Ainda estou aqui: Eunice Paiva reinventou o significado da palavra vitória
- Filho, vamos ver 'Ainda Estou Aqui'?
- Não, mãe. Vou com meus amigos.
Bom, só esse diálogo já me deu mais dez anos de vida. Bento, 14 anos, um adolescente com quem aprendo diariamente - e que recentemente descobriu 'Cidade de Deus' e 'Tropa de Elite' - queria ver um filme sobre a ditadura militar do nosso país. E não queria ver comigo, como uma espécie de "programa-aula", mas, sim, com a sua turma, como um "programa-programa".
E é justamente assim que a gente absorve as coisas. Quando não está preocupado em absorver. O filme do Walter Salles virou o grande acontecimento do fim do ano, e quem não vir, lamento, vai realmente estar por fora das conversas do Natal e dos eventos de amigo secreto (socorro!).
Bom, sem o filhote, acabei indo ao cinema sozinha - o que amo e recomendo - e saí com várias frases que me tiraram o sono. "Tem que rebobinar"- sim, temos, e não só na expressão de época. Essa historia aconteceu ontem, e muitas famílias revivem até hoje dias que jamais se perderão no calendário.
"E o corpo?", pergunta Fernanda Torres, uma atriz que dá vontade de colocar na bandeira (e que é muito maior do que o Oscar, embora, claro, estejamos na torcida). Pergunta: existe algum país no mundo com uma mãe e uma filha como as Fernandas Torres e Montenegro? Você já agradeceu por isso em algum momento da sua existência?
Mas "e o corpo?" , continuo. Acho que de todas as cenas que me vêm a cabeça, a que mostra a foto em que Eunice Paiva comemora sorrindo com filhos o recebimento de um atestado de óbito que demorou 25 anos para sair, foi a que mais que quebrou. Tem gente que vira os dicionários do avesso. Eunice reinventou inúmeros conceitos e paradigmas, entre eles, o do significado da palavra vitória.
Antes disso, seu desamparo diante da parte supostamente masculina da divisão de tarefas (como bancos e pagamentos), já tinha ecoado em um desamparo que volta e meia ainda sinto, que vi na minha mãe, em mim, e nas milhares de mulheres que estão à frente de suas famílias. E olha que estou falando de divórcios e abandonos, quase um vento leste perto do furacão que passou pelos Paiva.
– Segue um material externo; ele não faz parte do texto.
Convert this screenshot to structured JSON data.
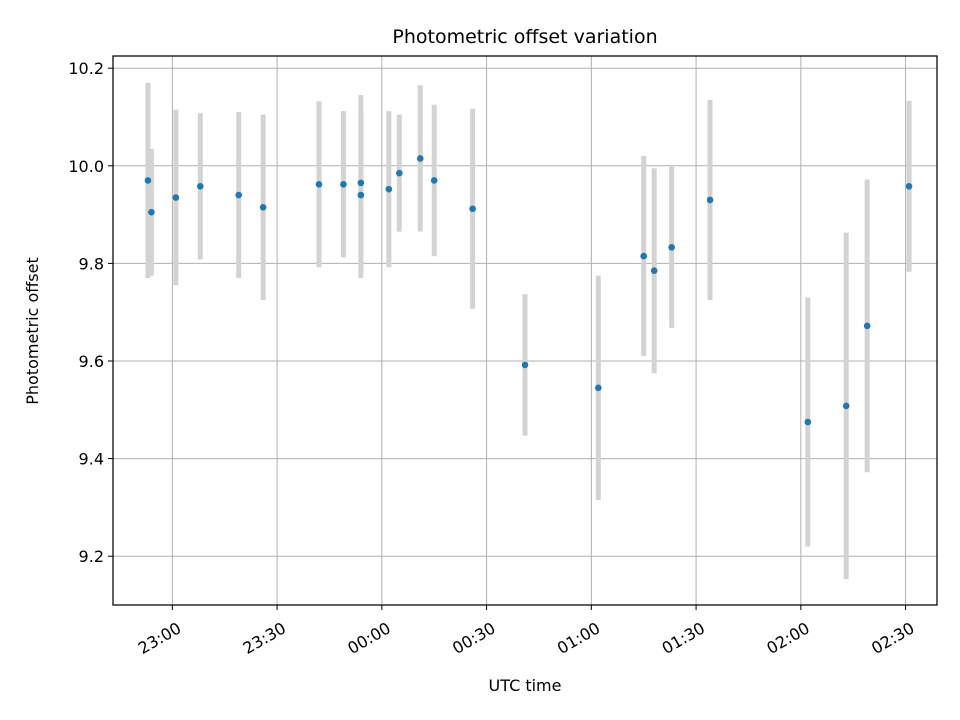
{
  "chart_data": {
    "type": "scatter",
    "title": "Photometric offset variation",
    "xlabel": "UTC time",
    "ylabel": "Photometric offset",
    "grid": true,
    "xlim": [
      "22:43",
      "02:39"
    ],
    "ylim": [
      9.1,
      10.225
    ],
    "x_ticks": [
      "23:00",
      "23:30",
      "00:00",
      "00:30",
      "01:00",
      "01:30",
      "02:00",
      "02:30"
    ],
    "y_ticks": [
      "9.2",
      "9.4",
      "9.6",
      "9.8",
      "10.0",
      "10.2"
    ],
    "colors": {
      "point": "#1f77b4",
      "errorbar": "#d3d3d3",
      "grid": "#b0b0b0"
    },
    "points": [
      {
        "time": "22:53",
        "value": 9.97,
        "err": 0.2
      },
      {
        "time": "22:54",
        "value": 9.905,
        "err": 0.13
      },
      {
        "time": "23:01",
        "value": 9.935,
        "err": 0.18
      },
      {
        "time": "23:08",
        "value": 9.958,
        "err": 0.15
      },
      {
        "time": "23:19",
        "value": 9.94,
        "err": 0.17
      },
      {
        "time": "23:26",
        "value": 9.915,
        "err": 0.19
      },
      {
        "time": "23:42",
        "value": 9.962,
        "err": 0.17
      },
      {
        "time": "23:49",
        "value": 9.962,
        "err": 0.15
      },
      {
        "time": "23:54",
        "value": 9.94,
        "err": 0.17
      },
      {
        "time": "23:54",
        "value": 9.965,
        "err": 0.18
      },
      {
        "time": "00:02",
        "value": 9.952,
        "err": 0.16
      },
      {
        "time": "00:05",
        "value": 9.985,
        "err": 0.12
      },
      {
        "time": "00:11",
        "value": 10.015,
        "err": 0.15
      },
      {
        "time": "00:15",
        "value": 9.97,
        "err": 0.155
      },
      {
        "time": "00:26",
        "value": 9.912,
        "err": 0.205
      },
      {
        "time": "00:41",
        "value": 9.592,
        "err": 0.145
      },
      {
        "time": "01:02",
        "value": 9.545,
        "err": 0.23
      },
      {
        "time": "01:15",
        "value": 9.815,
        "err": 0.205
      },
      {
        "time": "01:18",
        "value": 9.785,
        "err": 0.21
      },
      {
        "time": "01:23",
        "value": 9.833,
        "err": 0.165
      },
      {
        "time": "01:34",
        "value": 9.93,
        "err": 0.205
      },
      {
        "time": "02:02",
        "value": 9.475,
        "err": 0.255
      },
      {
        "time": "02:13",
        "value": 9.508,
        "err": 0.355
      },
      {
        "time": "02:19",
        "value": 9.672,
        "err": 0.3
      },
      {
        "time": "02:31",
        "value": 9.958,
        "err": 0.175
      }
    ]
  }
}
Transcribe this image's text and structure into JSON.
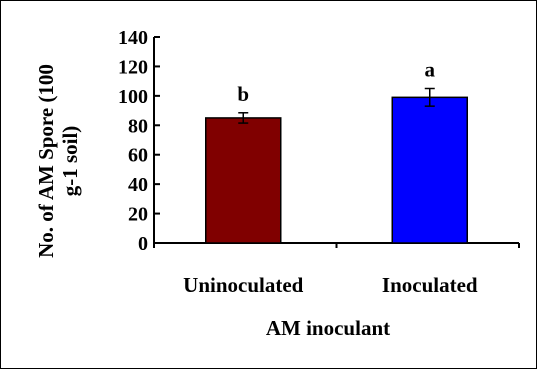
{
  "chart_data": {
    "type": "bar",
    "categories": [
      "Uninoculated",
      "Inoculated"
    ],
    "series": [
      {
        "values": [
          85,
          99
        ],
        "errors": [
          3.5,
          6
        ],
        "colors": [
          "#800000",
          "#0000ff"
        ]
      }
    ],
    "significance_labels": [
      "b",
      "a"
    ],
    "xlabel": "AM inoculant",
    "ylabel": "No. of AM Spore (100 g-1 soil)",
    "ylim": [
      0,
      140
    ],
    "yticks": [
      "0",
      "20",
      "40",
      "60",
      "80",
      "100",
      "120",
      "140"
    ],
    "grid": false,
    "legend": "none"
  }
}
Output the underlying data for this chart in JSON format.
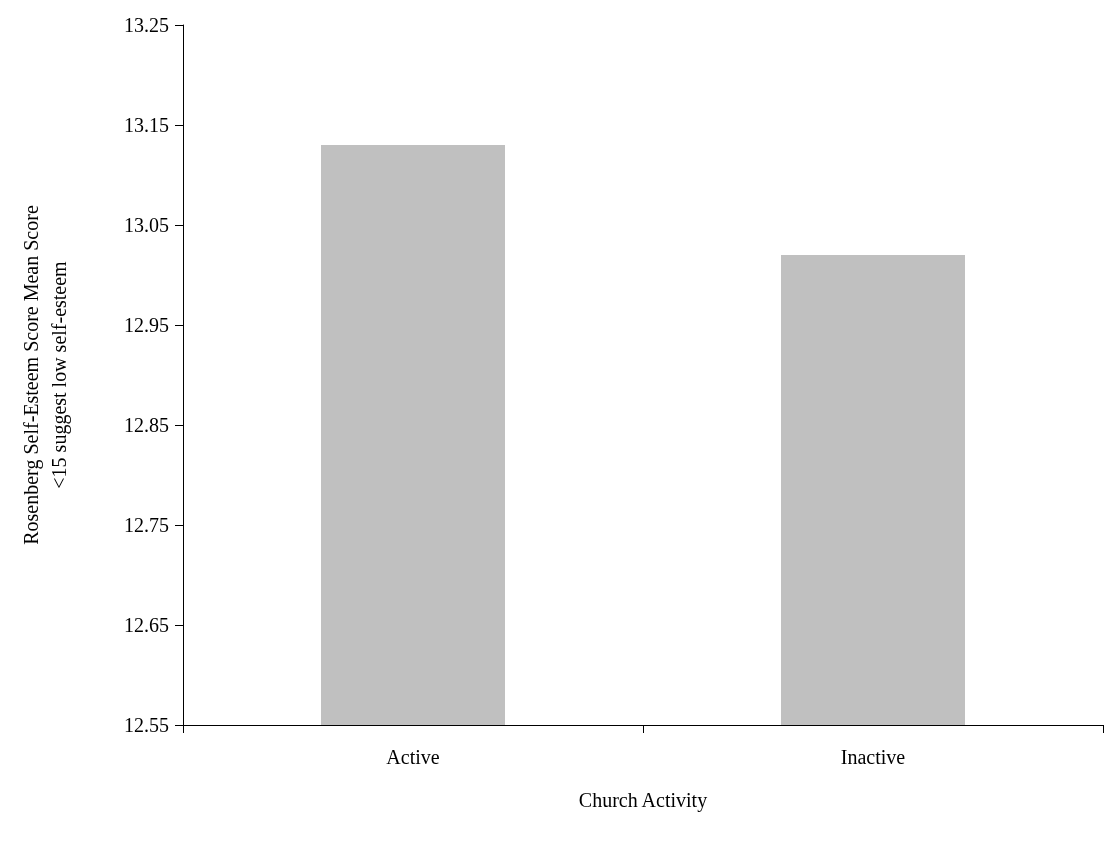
{
  "chart_data": {
    "type": "bar",
    "xlabel": "Church Activity",
    "ylabel": "Rosenberg Self-Esteem Score Mean Score\n<15 suggest low self-esteem",
    "categories": [
      "Active",
      "Inactive"
    ],
    "values": [
      13.13,
      13.02
    ],
    "color": "#c0c0c0",
    "ylim": [
      12.55,
      13.25
    ],
    "yticks": [
      12.55,
      12.65,
      12.75,
      12.85,
      12.95,
      13.05,
      13.15,
      13.25
    ]
  }
}
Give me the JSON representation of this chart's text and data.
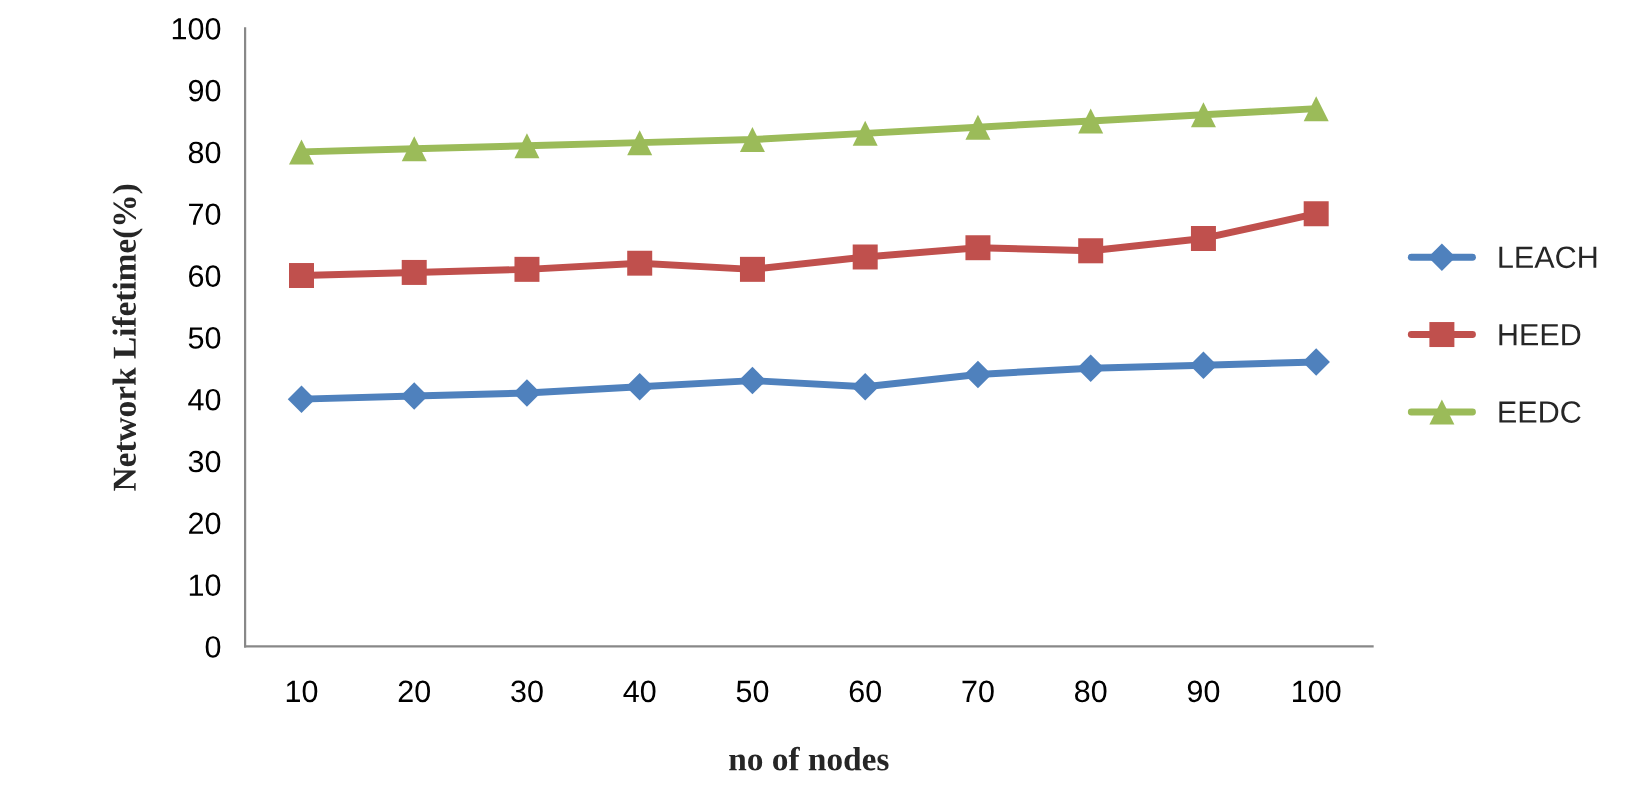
{
  "chart_data": {
    "type": "line",
    "xlabel": "no of nodes",
    "ylabel": "Network Lifetime(%)",
    "categories": [
      "10",
      "20",
      "30",
      "40",
      "50",
      "60",
      "70",
      "80",
      "90",
      "100"
    ],
    "series": [
      {
        "name": "LEACH",
        "color": "#4f81bd",
        "marker": "diamond",
        "values": [
          40,
          40.5,
          41,
          42,
          43,
          42,
          44,
          45,
          45.5,
          46
        ]
      },
      {
        "name": "HEED",
        "color": "#c0504d",
        "marker": "square",
        "values": [
          60,
          60.5,
          61,
          62,
          61,
          63,
          64.5,
          64,
          66,
          70
        ]
      },
      {
        "name": "EEDC",
        "color": "#9bbb59",
        "marker": "triangle",
        "values": [
          80,
          80.5,
          81,
          81.5,
          82,
          83,
          84,
          85,
          86,
          87
        ]
      }
    ],
    "ylim": [
      0,
      100
    ],
    "yticks": [
      0,
      10,
      20,
      30,
      40,
      50,
      60,
      70,
      80,
      90,
      100
    ],
    "grid": false,
    "legend": "right",
    "line_style": "solid"
  }
}
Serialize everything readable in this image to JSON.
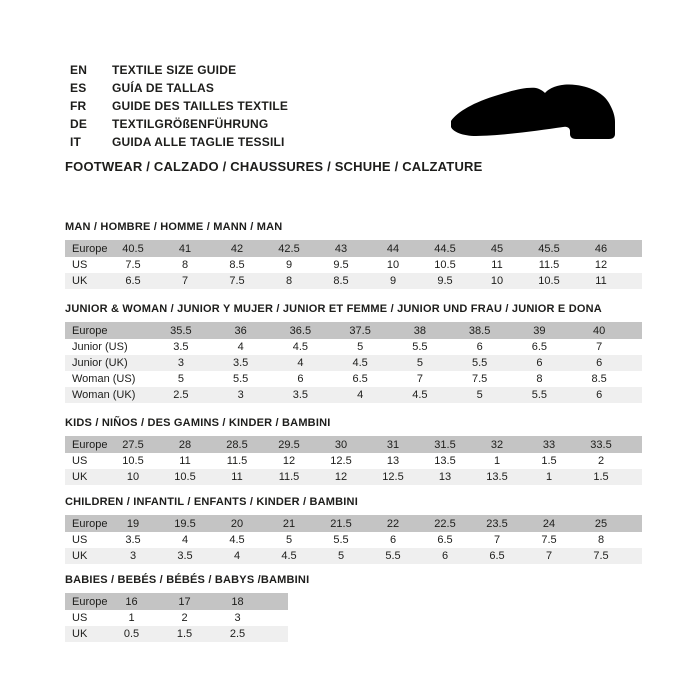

Vi o filme no cinema Leblon, apenas alguns metros da casa onde meu amigo Marcelo -o que escreveu o livro que deu origem ao roteiro- viveu. Uma praia que, apesar de tudo, sei que carregara para sempre. Como os jogos de totó e de botão, que não estão no filme, mas seguem com ele e com seus filhos Joaquim e Sebastião. E agora com a gente. Obrigada, Selton. Você é um ídolo da vida inteira.
Esses dias acordei com a notícia de que mais de um milhão de brasileiros viram 'Ainda Estou Aqui'. Sei que cinema é caro para grande maioria da nossa população, e que o ideal seria que essa história chegasse em todo mundo. Pensei nisso quando vi a personagem Zezé, funcionária da família, e pensei de novo quando me despedi dos funcionários do cinema que recebiam, gentilmente, as bandejas de pipoca.
Mas, a despeito da questão da desigualdade do país, queria terminar essa coluna - imensa, que me desculpe o algoritmo - com uma observação: estamos quase todas vestidas com as roupas (fundamentais) do feminismo, e Eunice Paiva é um nome para gente gastar sem medo. Mas fico feliz de ver seu nome ganhar destaque pelo olhar de dois homens.
Não deveríamos estar em lados opostos. E se Eunice Paiva está na boca do povo por ter sido retratada por dois artistas, a gente fica mais forte. Todos nós. Em meu nome e em nome do meu filho de catorze, agradeço comovida.